Despite challenging market conditions, insurers are in a relatively upbeat mood and ready to increase their risk exposure, according to a study from investment advisor BlackRock.
Almost half (47%) of insurers surveyed plan to increase portfolio risk exposure over the next one to two years, compared to only nine percent who planned to do so in 2017, according to BlackRock’s Global Insurance Report that surveyed of 372 senior insurance and reinsurance executives in 27 countries.
The survey finds that overall, insurers appear open-minded, with asset allocation intentions spanning across all asset classes. Alternatives remain attractive: there is continued high interest in private markets, along with a desire to selectively take advantage of emerging market opportunities including China.
Survey findings also point to the growing relevance of environmental, social and governance (ESG) investing across the insurance sector, with 83 percent of insurers, led by European insurers indicating the importance of ESG investment policies to their firm. Yet, despite growing recognition, 70 percent of insurers reported a lack of in-house expertise to model ESG variables.

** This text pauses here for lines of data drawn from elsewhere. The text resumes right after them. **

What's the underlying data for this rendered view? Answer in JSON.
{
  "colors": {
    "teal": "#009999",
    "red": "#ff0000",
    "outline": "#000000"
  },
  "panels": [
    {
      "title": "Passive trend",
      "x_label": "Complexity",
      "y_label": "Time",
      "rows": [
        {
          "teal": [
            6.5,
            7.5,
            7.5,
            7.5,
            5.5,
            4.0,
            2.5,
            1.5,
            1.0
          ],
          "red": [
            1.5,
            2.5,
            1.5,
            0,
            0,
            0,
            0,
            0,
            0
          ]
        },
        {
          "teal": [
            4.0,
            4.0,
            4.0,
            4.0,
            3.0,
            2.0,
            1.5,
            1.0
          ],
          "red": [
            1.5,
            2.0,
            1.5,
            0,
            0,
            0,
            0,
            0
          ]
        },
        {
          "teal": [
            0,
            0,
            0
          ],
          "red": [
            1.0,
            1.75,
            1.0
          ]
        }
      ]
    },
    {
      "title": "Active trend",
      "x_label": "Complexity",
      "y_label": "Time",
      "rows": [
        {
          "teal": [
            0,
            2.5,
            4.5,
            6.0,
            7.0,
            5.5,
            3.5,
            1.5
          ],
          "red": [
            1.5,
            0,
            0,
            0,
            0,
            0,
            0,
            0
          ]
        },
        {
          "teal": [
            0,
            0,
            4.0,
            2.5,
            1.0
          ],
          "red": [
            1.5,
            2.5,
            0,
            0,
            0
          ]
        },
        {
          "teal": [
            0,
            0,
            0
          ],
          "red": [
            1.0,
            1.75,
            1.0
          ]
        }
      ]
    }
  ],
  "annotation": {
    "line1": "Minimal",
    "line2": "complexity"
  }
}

“Insurers have broadly expressed their intentions to grow risk assets within their portfolios, across leveraged finance, emerging markets, infrastructure, real estate and other alternatives,” said Zach Buchwald, head of BlackRock’s Financial Institutions Group for North America, “These survey results are in line with BlackRock’s experience serving insurance companies in the Americas. Insurers are also taking care to diversify risk factors and overall portfolio risk as they increase exposure to these sectors.”
Risk Concerns Abate
In contrast to 2017 findings, concerns about geo-political and other macro-risks have subsided in almost every case – suggesting, according to BlackRick analysts, that insurers are generally more sanguine about the macro-environment. Despite issues such as fraught international trade relations, increased populism and geopolitical tensions, levels of concern about geo-political risk (30%) have receded since 2017, when 71 percent cited it as a key concern.
Meanwhile, levels of concern about most other market risks (liquidity, asset price correction and interest rate risk) have all also declined. The exception to this trend, however, is credit risk which scored 45 percent vs. 31 percent in 2017, highlighting concerns that the credit cycle is becoming extended.
Moving forward in light of a more positive sentiment, almost half of insurers expect to increase risk exposure with a significant portion looking to do so in order to increase their return on capital. Forty percent (40%) of respondents expect to increase their weighting in cash, while 34 percent expect to increase in investment grade fixed income.
Within the fixed income universe, expectations across most sub-sectors are far stronger than last year. This is particularly pronounced in government bonds, where 37 percent expect a higher weighting in the next 12 to 24 months, up from nine percent in 2017. Insurers also plan to significantly up their allocations to other sectors, for instance, high yield bonds (33%), as well as municipal bonds (35%), bank loans and collateralized loan obligations (33%).
New Growth Markets
With the growth potential of Asian markets, particularly China, in mind, many of the larger insurers that participated in the survey reported taking strategic steps to ensure they are well positioned to take advantage. With this year’s inclusion of China A-shares in the MSCI Emerging Markets Index as a proxy for asset allocation, the report found that more than two-thirds of insurers either already have an overweight allocation to A-Shares (13%) or are considering it (53%). As such, appetite among insurers globally to increase their equity exposure to mainland China appears robust.